One more thing makes high grades genuinely scarce: this coin was hard to strike well. The thin planchet and shallow design mean many survivors are softly struck, with the diagonal lines of the III on the reverse blurred or missing entirely, and die clashing is common. A three-cent nickel that is both high-grade and fully struck is much rarer than the mintage figures alone suggest.

The denomination's death came quietly. In 1883 first-class postage dropped from three cents to two, erasing the coin's main purpose. People kept confusing the little coin with the dime, which was almost the same size. The Coinage Act of September 26, 1890 ended it for good — and many leftover three-cent nickels sitting in the Treasury were melted down to make the new Liberty Head nickels.

Questions collectors ask

Why did the U.S. make a three-cent coin out of nickel instead of silver?

Silver coins were being hoarded during and after the Civil War because they were worth their metal no matter what. A copper-nickel coin had almost no melt value, so there was no profit in hoarding it - it would actually circulate. It also gave people change for a three-cent first-class stamp and helped retire the unpopular three-cent paper notes.
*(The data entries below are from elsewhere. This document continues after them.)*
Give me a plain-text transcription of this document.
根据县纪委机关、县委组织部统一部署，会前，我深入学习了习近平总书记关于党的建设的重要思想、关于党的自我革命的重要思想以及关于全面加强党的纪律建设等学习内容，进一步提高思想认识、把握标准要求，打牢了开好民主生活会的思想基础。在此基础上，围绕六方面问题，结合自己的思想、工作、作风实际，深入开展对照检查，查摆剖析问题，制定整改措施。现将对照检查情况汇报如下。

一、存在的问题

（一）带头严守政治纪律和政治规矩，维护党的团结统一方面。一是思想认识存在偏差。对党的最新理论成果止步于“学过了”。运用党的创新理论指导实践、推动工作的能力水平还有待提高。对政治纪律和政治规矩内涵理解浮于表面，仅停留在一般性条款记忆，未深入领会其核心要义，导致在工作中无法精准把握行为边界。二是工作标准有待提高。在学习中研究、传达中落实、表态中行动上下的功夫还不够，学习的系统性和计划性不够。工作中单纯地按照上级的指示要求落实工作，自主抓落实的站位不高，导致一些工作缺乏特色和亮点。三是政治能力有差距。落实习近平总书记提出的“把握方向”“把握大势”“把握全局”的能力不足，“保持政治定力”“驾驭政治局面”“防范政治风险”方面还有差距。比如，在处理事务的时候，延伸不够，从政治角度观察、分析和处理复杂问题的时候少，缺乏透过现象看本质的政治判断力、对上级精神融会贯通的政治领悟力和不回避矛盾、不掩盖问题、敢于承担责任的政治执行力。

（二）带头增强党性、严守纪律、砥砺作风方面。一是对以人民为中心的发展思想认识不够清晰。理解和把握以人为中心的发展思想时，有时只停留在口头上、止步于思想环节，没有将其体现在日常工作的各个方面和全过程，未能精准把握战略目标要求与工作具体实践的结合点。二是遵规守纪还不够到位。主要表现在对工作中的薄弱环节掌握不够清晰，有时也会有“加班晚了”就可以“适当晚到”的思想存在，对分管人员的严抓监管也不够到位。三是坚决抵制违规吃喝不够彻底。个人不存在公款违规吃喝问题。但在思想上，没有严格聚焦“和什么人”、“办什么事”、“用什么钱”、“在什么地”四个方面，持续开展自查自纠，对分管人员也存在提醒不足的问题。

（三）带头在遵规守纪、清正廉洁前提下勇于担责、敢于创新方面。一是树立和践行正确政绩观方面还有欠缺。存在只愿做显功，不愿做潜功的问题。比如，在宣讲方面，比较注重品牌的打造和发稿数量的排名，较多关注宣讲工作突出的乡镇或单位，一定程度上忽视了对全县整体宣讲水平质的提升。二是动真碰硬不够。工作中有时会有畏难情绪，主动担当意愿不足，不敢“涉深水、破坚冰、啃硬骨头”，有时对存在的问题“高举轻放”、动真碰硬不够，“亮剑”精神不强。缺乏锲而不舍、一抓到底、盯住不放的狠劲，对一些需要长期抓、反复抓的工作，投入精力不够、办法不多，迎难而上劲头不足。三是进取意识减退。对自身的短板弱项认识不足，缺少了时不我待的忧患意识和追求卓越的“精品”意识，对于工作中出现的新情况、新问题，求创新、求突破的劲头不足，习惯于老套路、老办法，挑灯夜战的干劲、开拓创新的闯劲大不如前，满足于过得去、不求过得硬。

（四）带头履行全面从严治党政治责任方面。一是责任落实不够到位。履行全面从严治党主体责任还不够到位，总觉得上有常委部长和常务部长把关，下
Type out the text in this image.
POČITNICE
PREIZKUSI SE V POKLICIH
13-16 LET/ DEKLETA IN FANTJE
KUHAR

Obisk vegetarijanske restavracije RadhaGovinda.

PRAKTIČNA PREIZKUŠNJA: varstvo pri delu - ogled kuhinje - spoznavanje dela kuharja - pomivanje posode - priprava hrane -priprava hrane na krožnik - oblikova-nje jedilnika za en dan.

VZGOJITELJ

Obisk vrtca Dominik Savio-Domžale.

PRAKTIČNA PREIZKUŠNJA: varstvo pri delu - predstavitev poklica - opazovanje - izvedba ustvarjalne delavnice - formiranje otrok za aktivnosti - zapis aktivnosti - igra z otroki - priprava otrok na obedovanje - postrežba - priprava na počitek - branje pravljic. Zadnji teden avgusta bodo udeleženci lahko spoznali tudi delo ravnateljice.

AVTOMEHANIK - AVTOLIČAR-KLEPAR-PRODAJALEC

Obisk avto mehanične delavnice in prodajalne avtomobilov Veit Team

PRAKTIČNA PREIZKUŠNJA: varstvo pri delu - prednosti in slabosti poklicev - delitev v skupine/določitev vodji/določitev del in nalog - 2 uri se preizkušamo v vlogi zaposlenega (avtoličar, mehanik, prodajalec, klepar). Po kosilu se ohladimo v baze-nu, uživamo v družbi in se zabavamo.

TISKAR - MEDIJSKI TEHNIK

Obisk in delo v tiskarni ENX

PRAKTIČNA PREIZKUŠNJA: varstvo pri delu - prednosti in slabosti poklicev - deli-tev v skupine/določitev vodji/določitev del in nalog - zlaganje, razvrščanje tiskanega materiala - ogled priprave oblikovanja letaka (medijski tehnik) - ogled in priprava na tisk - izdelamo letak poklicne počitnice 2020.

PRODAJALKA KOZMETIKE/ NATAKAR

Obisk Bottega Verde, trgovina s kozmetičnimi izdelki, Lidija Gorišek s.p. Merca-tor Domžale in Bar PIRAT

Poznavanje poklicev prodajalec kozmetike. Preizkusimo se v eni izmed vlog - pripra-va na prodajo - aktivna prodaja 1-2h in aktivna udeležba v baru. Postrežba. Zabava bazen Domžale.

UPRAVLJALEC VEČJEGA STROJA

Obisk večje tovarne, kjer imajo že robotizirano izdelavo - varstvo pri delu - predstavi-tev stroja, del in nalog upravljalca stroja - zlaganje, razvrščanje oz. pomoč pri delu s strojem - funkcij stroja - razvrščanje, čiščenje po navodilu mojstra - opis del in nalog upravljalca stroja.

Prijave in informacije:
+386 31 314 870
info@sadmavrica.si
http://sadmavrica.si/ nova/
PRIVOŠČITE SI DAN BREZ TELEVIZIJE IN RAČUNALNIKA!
What is the rarest three-cent nickel?

By mintage, the 1885 is the key date, with a reported 1,000 coins struck for circulation. The 1877 proof is the most famous proof-only rarity. The years 1877, 1878, and 1886 had no circulation strikes at all - only proofs made for collectors.

What is the 1887/6 overdate?

It's a variety where dies originally dated 1886 were re-engraved with a 7 over the old 6. On many coins you can still see traces of the underlying 6, and collectors describe 'strong' and 'weak' versions depending on how clearly it shows. It exists in both proof and circulation strikes.

Who designed the three-cent nickel?

James Barton Longacre, the Chief Engraver of the U.S. Mint, designed both sides. He also created the Indian Head cent, the gold dollar, and the Liberty Head double eagle.

Why are high-grade three-cent nickels so hard to find?

The coin was thin and difficult to strike fully, so many survivors are weakly struck - especially the diagonal lines of the Roman numeral III on the reverse - and die clashing is common. A coin that is both high-grade and sharply struck is far scarcer than the raw mintage numbers imply.